Wave 3: Transforming business model
- 47% of insurers are considering partnerships with sharing-economy players
- 34% of insurers are considering partnerships with Internet of Things players
- 23% of insurers are considering partnerships with automakers
Insurers want to improve customer relationships by offering new, value-added services enabled by connected objects. Possible capabilities include road safety enhancements, teleconsultation opportunities, and telemonitoring functionality and analysis. By adapting to the growing demand for personalized services, they can provide new value during the customer relationship life cycle and increase opportunities for customer interaction.
Emerging players in the sharing economy, such as Airbnb, will be the first partners of insurers in a new ecosystem of connected objects and connected companies. Insurers are natural partners in this new kind of ecosystem, because they serve as natural intermediaries between the owners of assets (vehicles, housing, etc.) and the users of these goods.
Wave 4: Preparing to automate (blockchain)
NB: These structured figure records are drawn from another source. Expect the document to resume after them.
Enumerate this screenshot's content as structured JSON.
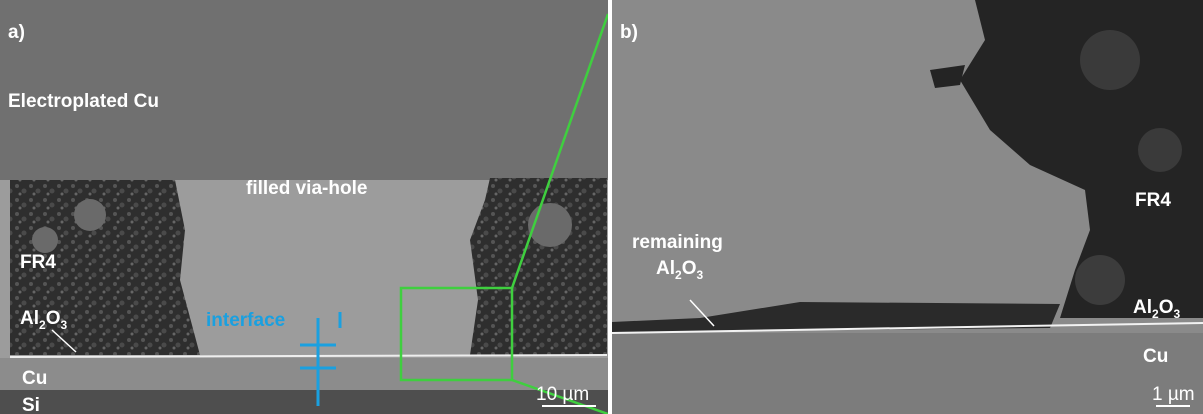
{
  "panel_a": {
    "label": "a)",
    "electroplated": "Electroplated Cu",
    "via": "filled via-hole",
    "fr4": "FR4",
    "al2o3": [
      "Al",
      "2",
      "O",
      "3"
    ],
    "cu": "Cu",
    "si": "Si",
    "interface": "interface",
    "scale": "10 µm"
  },
  "panel_b": {
    "label": "b)",
    "fr4": "FR4",
    "remaining": "remaining",
    "remaining_al2o3": [
      "Al",
      "2",
      "O",
      "3"
    ],
    "al2o3": [
      "Al",
      "2",
      "O",
      "3"
    ],
    "cu": "Cu",
    "scale": "1 µm"
  }
}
- For 54% of insurers, blockchain-based smart contracts are a critical step forward to reduce costs, streamlining processes that are currently spread across multiple databases and ERP systems
- For 34% of insurers, blockchain-driven processes will help them compensate their clients more quickly/will provide their clients quicker access to compensation
Blockchain technology can help secure and automate the new services mentioned above to further personalize the customer experience. In fact, it is perceived by many survey respondents as a deal breaker for traditional insurance offerings.
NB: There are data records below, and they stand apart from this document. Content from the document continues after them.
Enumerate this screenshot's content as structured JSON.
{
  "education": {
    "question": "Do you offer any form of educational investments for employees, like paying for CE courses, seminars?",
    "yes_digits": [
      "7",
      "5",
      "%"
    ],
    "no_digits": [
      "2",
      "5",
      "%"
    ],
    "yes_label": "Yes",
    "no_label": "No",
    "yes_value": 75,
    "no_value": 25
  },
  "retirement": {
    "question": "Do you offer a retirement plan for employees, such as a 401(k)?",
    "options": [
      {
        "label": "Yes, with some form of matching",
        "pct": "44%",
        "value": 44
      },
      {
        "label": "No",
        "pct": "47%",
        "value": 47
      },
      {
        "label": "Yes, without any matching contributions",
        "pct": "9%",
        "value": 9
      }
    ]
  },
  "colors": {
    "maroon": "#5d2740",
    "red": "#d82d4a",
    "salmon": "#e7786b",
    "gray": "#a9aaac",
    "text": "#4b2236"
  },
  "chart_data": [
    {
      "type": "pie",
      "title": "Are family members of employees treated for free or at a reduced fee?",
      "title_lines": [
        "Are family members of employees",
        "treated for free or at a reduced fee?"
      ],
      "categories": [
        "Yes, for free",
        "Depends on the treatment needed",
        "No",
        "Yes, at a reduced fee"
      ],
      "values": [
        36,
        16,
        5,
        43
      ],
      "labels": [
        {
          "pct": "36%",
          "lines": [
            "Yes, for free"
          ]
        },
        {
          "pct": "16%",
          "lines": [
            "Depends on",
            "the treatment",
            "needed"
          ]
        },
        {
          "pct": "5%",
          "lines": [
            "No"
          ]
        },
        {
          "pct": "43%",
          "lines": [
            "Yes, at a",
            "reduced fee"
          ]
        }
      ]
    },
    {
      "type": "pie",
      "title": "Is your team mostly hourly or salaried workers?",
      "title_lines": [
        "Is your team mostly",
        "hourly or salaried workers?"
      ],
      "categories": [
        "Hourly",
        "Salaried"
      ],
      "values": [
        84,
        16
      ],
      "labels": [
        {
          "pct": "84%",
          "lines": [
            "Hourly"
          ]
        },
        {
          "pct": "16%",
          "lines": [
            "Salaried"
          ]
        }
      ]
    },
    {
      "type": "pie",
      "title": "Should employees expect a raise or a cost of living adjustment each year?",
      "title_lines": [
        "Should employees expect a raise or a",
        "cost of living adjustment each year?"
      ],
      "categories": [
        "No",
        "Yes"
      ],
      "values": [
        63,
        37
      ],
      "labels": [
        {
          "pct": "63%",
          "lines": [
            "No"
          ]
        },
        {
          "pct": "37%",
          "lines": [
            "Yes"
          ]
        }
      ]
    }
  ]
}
While most insurance companies remain in an observational phase, some are already experimenting with the technology. For most respondents, blockchain is primarily seen as a way to reduce costs, including through the automatic execution of contracts or “smart contracts”. It is also considered a trusted tool for securing customer data, among other things.
When asked what will be the main differentiator to win market share in 2020, insurers overwhelmingly cite the ability to offer fully customized pricing to clients. This need for personalization by customers is reflected in many current initiatives.
Clearly, like their counterparts in other industries, insurance companies face a new and increasingly significant risk to their business. And while they face these waves, innovative digital players threaten to cut them off from their customers and siphon off business value. This is why the sector is mobilizing to improve customer satisfaction and loyalty through an enhanced service offering that is both more innovative and more personalized.
Gilles Guedj is managing partner of Insurance Consulting for CSC France.